Clinical mental health counselor Kendra Surmitis says, “To know your worth is to believe in your intrinsic value as a human being, and to know that you are worthy of respect and acceptance from others.” Psychotherapist Tameka Brewington adds that people who know their worth are clear about how they show up in the world—they don’t base their worth on what society says or believes about them.

According to the experts, here’s why it’s important to know your worth, how it impacts us in the workplace, and seven ways we can improve on knowing (and showing) our self-worth.

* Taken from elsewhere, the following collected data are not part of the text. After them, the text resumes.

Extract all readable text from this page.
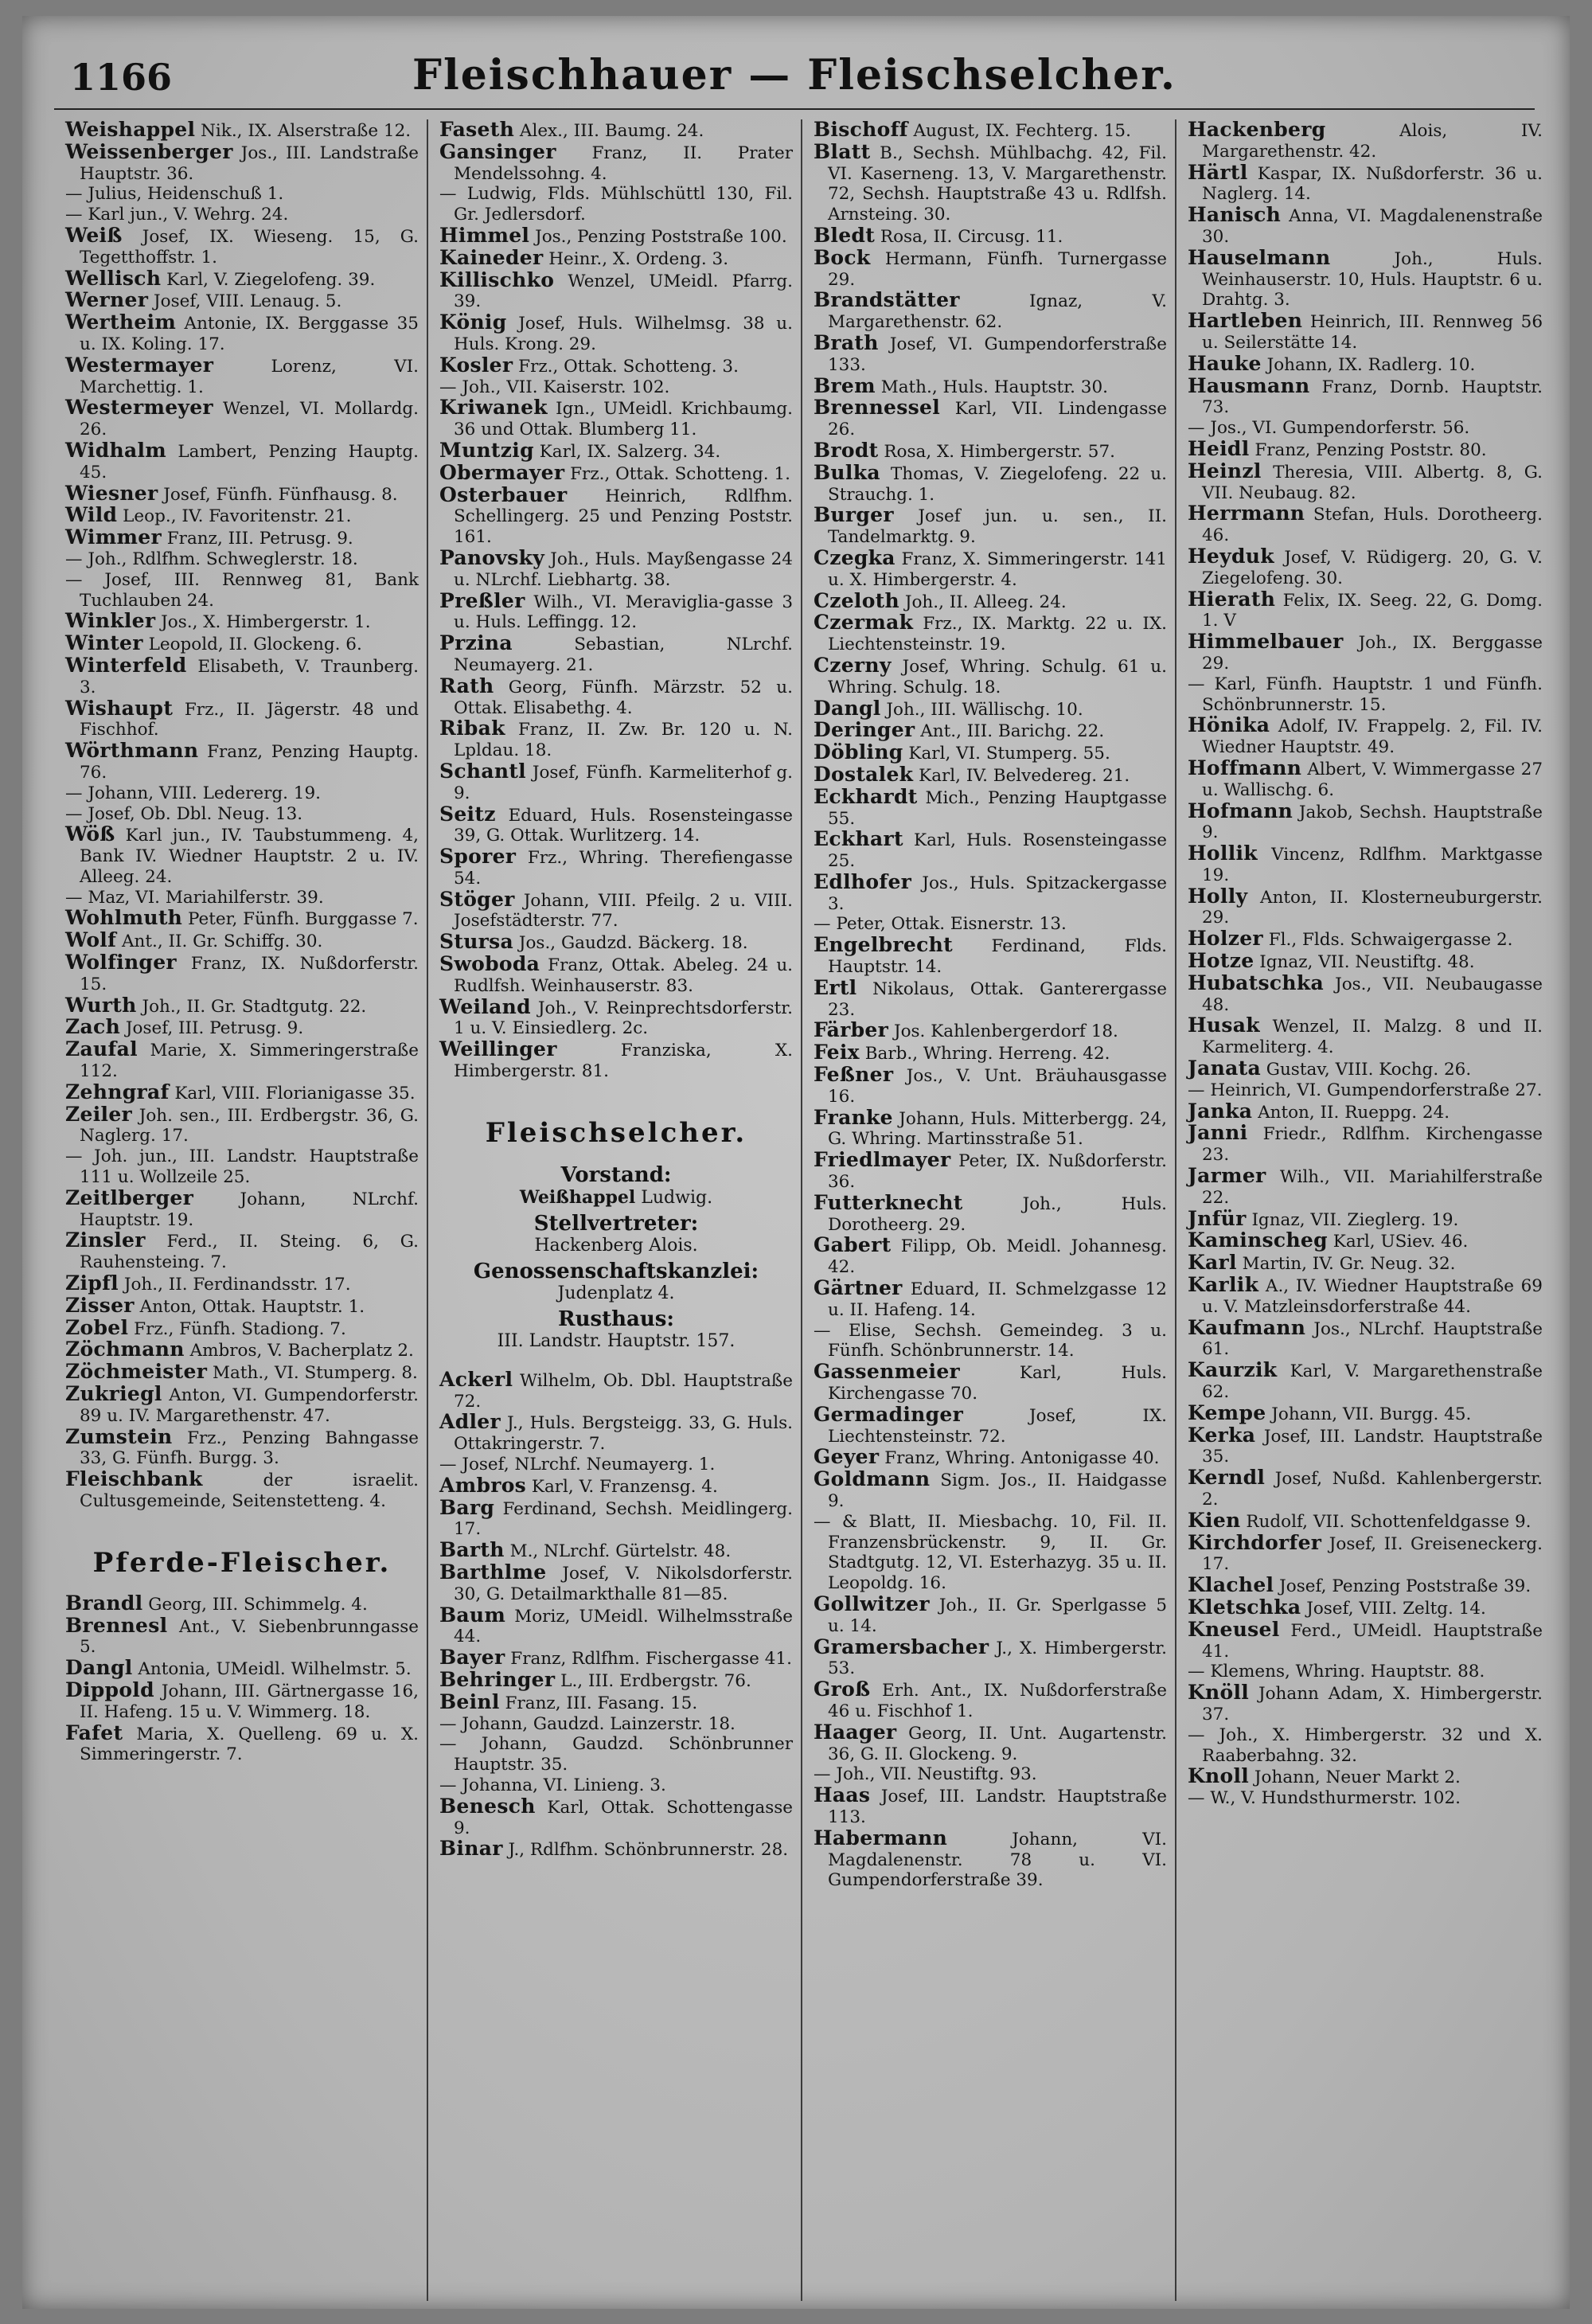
1166	Fleischhauer — Fleischselcher.

Weishappel Nik., IX. Alserstraße 12.

Weissenberger Jos., III. Landstraße Hauptstr. 36.

— Julius, Heidenschuß 1.

— Karl jun., V. Wehrg. 24.

Weiß Josef, IX. Wieseng. 15, G. Tegetthoffstr. 1.

Wellisch Karl, V. Ziegelofeng. 39.

Werner Josef, VIII. Lenaug. 5.

Wertheim Antonie, IX. Berggasse 35 u. IX. Koling. 17.

Westermayer Lorenz, VI. Marchettig. 1.

Westermeyer Wenzel, VI. Mollardg. 26.

Widhalm Lambert, Penzing Hauptg. 45.

Wiesner Josef, Fünfh. Fünfhausg. 8.

Wild Leop., IV. Favoritenstr. 21.

Wimmer Franz, III. Petrusg. 9.

— Joh., Rdlfhm. Schweglerstr. 18.

— Josef, III. Rennweg 81, Bank Tuchlauben 24.

Winkler Jos., X. Himbergerstr. 1.

Winter Leopold, II. Glockeng. 6.

Winterfeld Elisabeth, V. Traunberg. 3.

Wishaupt Frz., II. Jägerstr. 48 und Fischhof.

Wörthmann Franz, Penzing Hauptg. 76.

— Johann, VIII. Ledererg. 19.

— Josef, Ob. Dbl. Neug. 13.

Wöß Karl jun., IV. Taubstummeng. 4, Bank IV. Wiedner Hauptstr. 2 u. IV. Alleeg. 24.

— Maz, VI. Mariahilferstr. 39.

Wohlmuth Peter, Fünfh. Burggasse 7.

Wolf Ant., II. Gr. Schiffg. 30.

Wolfinger Franz, IX. Nußdorferstr. 15.

Wurth Joh., II. Gr. Stadtgutg. 22.

Zach Josef, III. Petrusg. 9.

Zaufal Marie, X. Simmeringerstraße 112.

Zehngraf Karl, VIII. Florianigasse 35.

Zeiler Joh. sen., III. Erdbergstr. 36, G. Naglerg. 17.

— Joh. jun., III. Landstr. Hauptstraße 111 u. Wollzeile 25.

Zeitlberger Johann, NLrchf. Hauptstr. 19.

Zinsler Ferd., II. Steing. 6, G. Rauhensteing. 7.

Zipfl Joh., II. Ferdinandsstr. 17.

Zisser Anton, Ottak. Hauptstr. 1.

Zobel Frz., Fünfh. Stadiong. 7.

Zöchmann Ambros, V. Bacherplatz 2.

Zöchmeister Math., VI. Stumperg. 8.

Zukriegl Anton, VI. Gumpendorferstr. 89 u. IV. Margarethenstr. 47.

Zumstein Frz., Penzing Bahngasse 33, G. Fünfh. Burgg. 3.

Fleischbank der israelit. Cultusgemeinde, Seitenstetteng. 4.

Pferde-Fleischer.

Brandl Georg, III. Schimmelg. 4.

Brennesl Ant., V. Siebenbrunngasse 5.

Dangl Antonia, UMeidl. Wilhelmstr. 5.

Dippold Johann, III. Gärtnergasse 16, II. Hafeng. 15 u. V. Wimmerg. 18.

Fafet Maria, X. Quelleng. 69 u. X. Simmeringerstr. 7.

Faseth Alex., III. Baumg. 24.

Gansinger Franz, II. Prater Mendelssohng. 4.

— Ludwig, Flds. Mühlschüttl 130, Fil. Gr. Jedlersdorf.

Himmel Jos., Penzing Poststraße 100.

Kaineder Heinr., X. Ordeng. 3.

Killischko Wenzel, UMeidl. Pfarrg. 39.

König Josef, Huls. Wilhelmsg. 38 u. Huls. Krong. 29.

Kosler Frz., Ottak. Schotteng. 3.

— Joh., VII. Kaiserstr. 102.

Kriwanek Ign., UMeidl. Krichbaumg. 36 und Ottak. Blumberg 11.

Muntzig Karl, IX. Salzerg. 34.

Obermayer Frz., Ottak. Schotteng. 1.

Osterbauer Heinrich, Rdlfhm. Schellingerg. 25 und Penzing Poststr. 161.

Panovsky Joh., Huls. Mayßengasse 24 u. NLrchf. Liebhartg. 38.

Preßler Wilh., VI. Meraviglia-gasse 3 u. Huls. Leffingg. 12.

Przina Sebastian, NLrchf. Neumayerg. 21.

Rath Georg, Fünfh. Märzstr. 52 u. Ottak. Elisabethg. 4.

Ribak Franz, II. Zw. Br. 120 u. N. Lpldau. 18.

Schantl Josef, Fünfh. Karmeliterhof g. 9.

Seitz Eduard, Huls. Rosensteingasse 39, G. Ottak. Wurlitzerg. 14.

Sporer Frz., Whring. Therefiengasse 54.

Stöger Johann, VIII. Pfeilg. 2 u. VIII. Josefstädterstr. 77.

Stursa Jos., Gaudzd. Bäckerg. 18.

Swoboda Franz, Ottak. Abeleg. 24 u. Rudlfsh. Weinhauserstr. 83.

Weiland Joh., V. Reinprechtsdorferstr. 1 u. V. Einsiedlerg. 2c.

Weillinger Franziska, X. Himbergerstr. 81.

Fleischselcher.
Vorstand:

Weißhappel Ludwig.

Stellvertreter:

Hackenberg Alois.

Genossenschaftskanzlei:

Judenplatz 4.

Rusthaus:

III. Landstr. Hauptstr. 157.

Ackerl Wilhelm, Ob. Dbl. Hauptstraße 72.

Adler J., Huls. Bergsteigg. 33, G. Huls. Ottakringerstr. 7.

— Josef, NLrchf. Neumayerg. 1.

Ambros Karl, V. Franzensg. 4.

Barg Ferdinand, Sechsh. Meidlingerg. 17.

Barth M., NLrchf. Gürtelstr. 48.

Barthlme Josef, V. Nikolsdorferstr. 30, G. Detailmarkthalle 81—85.

Baum Moriz, UMeidl. Wilhelmsstraße 44.

Bayer Franz, Rdlfhm. Fischergasse 41.

Behringer L., III. Erdbergstr. 76.

Beinl Franz, III. Fasang. 15.

— Johann, Gaudzd. Lainzerstr. 18.

— Johann, Gaudzd. Schönbrunner Hauptstr. 35.

— Johanna, VI. Linieng. 3.

Benesch Karl, Ottak. Schottengasse 9.

Binar J., Rdlfhm. Schönbrunnerstr. 28.

Bischoff August, IX. Fechterg. 15.

Blatt B., Sechsh. Mühlbachg. 42, Fil. VI. Kaserneng. 13, V. Margarethenstr. 72, Sechsh. Hauptstraße 43 u. Rdlfsh. Arnsteing. 30.

Bledt Rosa, II. Circusg. 11.

Bock Hermann, Fünfh. Turnergasse 29.

Brandstätter Ignaz, V. Margarethenstr. 62.

Brath Josef, VI. Gumpendorferstraße 133.

Brem Math., Huls. Hauptstr. 30.

Brennessel Karl, VII. Lindengasse 26.

Brodt Rosa, X. Himbergerstr. 57.

Bulka Thomas, V. Ziegelofeng. 22 u. Strauchg. 1.

Burger Josef jun. u. sen., II. Tandelmarktg. 9.

Czegka Franz, X. Simmeringerstr. 141 u. X. Himbergerstr. 4.

Czeloth Joh., II. Alleeg. 24.

Czermak Frz., IX. Marktg. 22 u. IX. Liechtensteinstr. 19.

Czerny Josef, Whring. Schulg. 61 u. Whring. Schulg. 18.

Dangl Joh., III. Wällischg. 10.

Deringer Ant., III. Barichg. 22.

Döbling Karl, VI. Stumperg. 55.

Dostalek Karl, IV. Belvedereg. 21.

Eckhardt Mich., Penzing Hauptgasse 55.

Eckhart Karl, Huls. Rosensteingasse 25.

Edlhofer Jos., Huls. Spitzackergasse 3.

— Peter, Ottak. Eisnerstr. 13.

Engelbrecht Ferdinand, Flds. Hauptstr. 14.

Ertl Nikolaus, Ottak. Ganterergasse 23.

Färber Jos. Kahlenbergerdorf 18.

Feix Barb., Whring. Herreng. 42.

Feßner Jos., V. Unt. Bräuhausgasse 16.

Franke Johann, Huls. Mitterbergg. 24, G. Whring. Martinsstraße 51.

Friedlmayer Peter, IX. Nußdorferstr. 36.

Futterknecht Joh., Huls. Dorotheerg. 29.

Gabert Filipp, Ob. Meidl. Johannesg. 42.

Gärtner Eduard, II. Schmelzgasse 12 u. II. Hafeng. 14.

— Elise, Sechsh. Gemeindeg. 3 u. Fünfh. Schönbrunnerstr. 14.

Gassenmeier Karl, Huls. Kirchengasse 70.

Germadinger Josef, IX. Liechtensteinstr. 72.

Geyer Franz, Whring. Antonigasse 40.

Goldmann Sigm. Jos., II. Haidgasse 9.

— & Blatt, II. Miesbachg. 10, Fil. II. Franzensbrückenstr. 9, II. Gr. Stadtgutg. 12, VI. Esterhazyg. 35 u. II. Leopoldg. 16.

Gollwitzer Joh., II. Gr. Sperlgasse 5 u. 14.

Gramersbacher J., X. Himbergerstr. 53.

Groß Erh. Ant., IX. Nußdorferstraße 46 u. Fischhof 1.

Haager Georg, II. Unt. Augartenstr. 36, G. II. Glockeng. 9.

— Joh., VII. Neustiftg. 93.

Haas Josef, III. Landstr. Hauptstraße 113.

Habermann Johann, VI. Magdalenenstr. 78 u. VI. Gumpendorferstraße 39.

Hackenberg Alois, IV. Margarethenstr. 42.

Härtl Kaspar, IX. Nußdorferstr. 36 u. Naglerg. 14.

Hanisch Anna, VI. Magdalenenstraße 30.

Hauselmann Joh., Huls. Weinhauserstr. 10, Huls. Hauptstr. 6 u. Drahtg. 3.

Hartleben Heinrich, III. Rennweg 56 u. Seilerstätte 14.

Hauke Johann, IX. Radlerg. 10.

Hausmann Franz, Dornb. Hauptstr. 73.

— Jos., VI. Gumpendorferstr. 56.

Heidl Franz, Penzing Poststr. 80.

Heinzl Theresia, VIII. Albertg. 8, G. VII. Neubaug. 82.

Herrmann Stefan, Huls. Dorotheerg. 46.

Heyduk Josef, V. Rüdigerg. 20, G. V. Ziegelofeng. 30.

Hierath Felix, IX. Seeg. 22, G. Domg. 1. V

Himmelbauer Joh., IX. Berggasse 29.

— Karl, Fünfh. Hauptstr. 1 und Fünfh. Schönbrunnerstr. 15.

Hönika Adolf, IV. Frappelg. 2, Fil. IV. Wiedner Hauptstr. 49.

Hoffmann Albert, V. Wimmergasse 27 u. Wallischg. 6.

Hofmann Jakob, Sechsh. Hauptstraße 9.

Hollik Vincenz, Rdlfhm. Marktgasse 19.

Holly Anton, II. Klosterneuburgerstr. 29.

Holzer Fl., Flds. Schwaigergasse 2.

Hotze Ignaz, VII. Neustiftg. 48.

Hubatschka Jos., VII. Neubaugasse 48.

Husak Wenzel, II. Malzg. 8 und II. Karmeliterg. 4.

Janata Gustav, VIII. Kochg. 26.

— Heinrich, VI. Gumpendorferstraße 27.

Janka Anton, II. Rueppg. 24.

Janni Friedr., Rdlfhm. Kirchengasse 23.

Jarmer Wilh., VII. Mariahilferstraße 22.

Jnfür Ignaz, VII. Zieglerg. 19.

Kaminscheg Karl, USiev. 46.

Karl Martin, IV. Gr. Neug. 32.

Karlik A., IV. Wiedner Hauptstraße 69 u. V. Matzleinsdorferstraße 44.

Kaufmann Jos., NLrchf. Hauptstraße 61.

Kaurzik Karl, V. Margarethenstraße 62.

Kempe Johann, VII. Burgg. 45.

Kerka Josef, III. Landstr. Hauptstraße 35.

Kerndl Josef, Nußd. Kahlenbergerstr. 2.

Kien Rudolf, VII. Schottenfeldgasse 9.

Kirchdorfer Josef, II. Greiseneckerg. 17.

Klachel Josef, Penzing Poststraße 39.

Kletschka Josef, VIII. Zeltg. 14.

Kneusel Ferd., UMeidl. Hauptstraße 41.

— Klemens, Whring. Hauptstr. 88.

Knöll Johann Adam, X. Himbergerstr. 37.

— Joh., X. Himbergerstr. 32 und X. Raaberbahng. 32.

Knoll Johann, Neuer Markt 2.

— W., V. Hundsthurmerstr. 102.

Why it’s important to know your worth

Surmitis says, “When an individual knows their worth, they have an impenetrable sense of being valuable and good enough, and therefore, when mistakes are made and hardships are encountered, they can sustain a sense of being innately worthy of respect.”

Plus, self-worth is directly tied to self-esteem. Brewington says, “A person with low self-esteem has a distorted view of themselves and how others perceive them. Their self-worth and value is diminished based on feeling less than or not enough.”

On the other hand, people who believe that they have worth and value are more likely to perceive their own attributes, accomplishments, and qualities positively. “Self-worth and self-esteem are essential ingredients for robust mental health, and together, they bolster important skills such as self-advocacy and continued striving for fulfillment,” says Surmitis.

It’s also important to know your worth so you aren’t basing your happiness on how others feel or what they say about you, Brewington says. For example, people who don’t know their worth attempt to seek happiness solely through people-pleasing. However, they end up spending all of their time and energy “doing” and “being” for others, and their own happiness begins to suffer without them knowing why. True happiness comes from within first, then extends to others.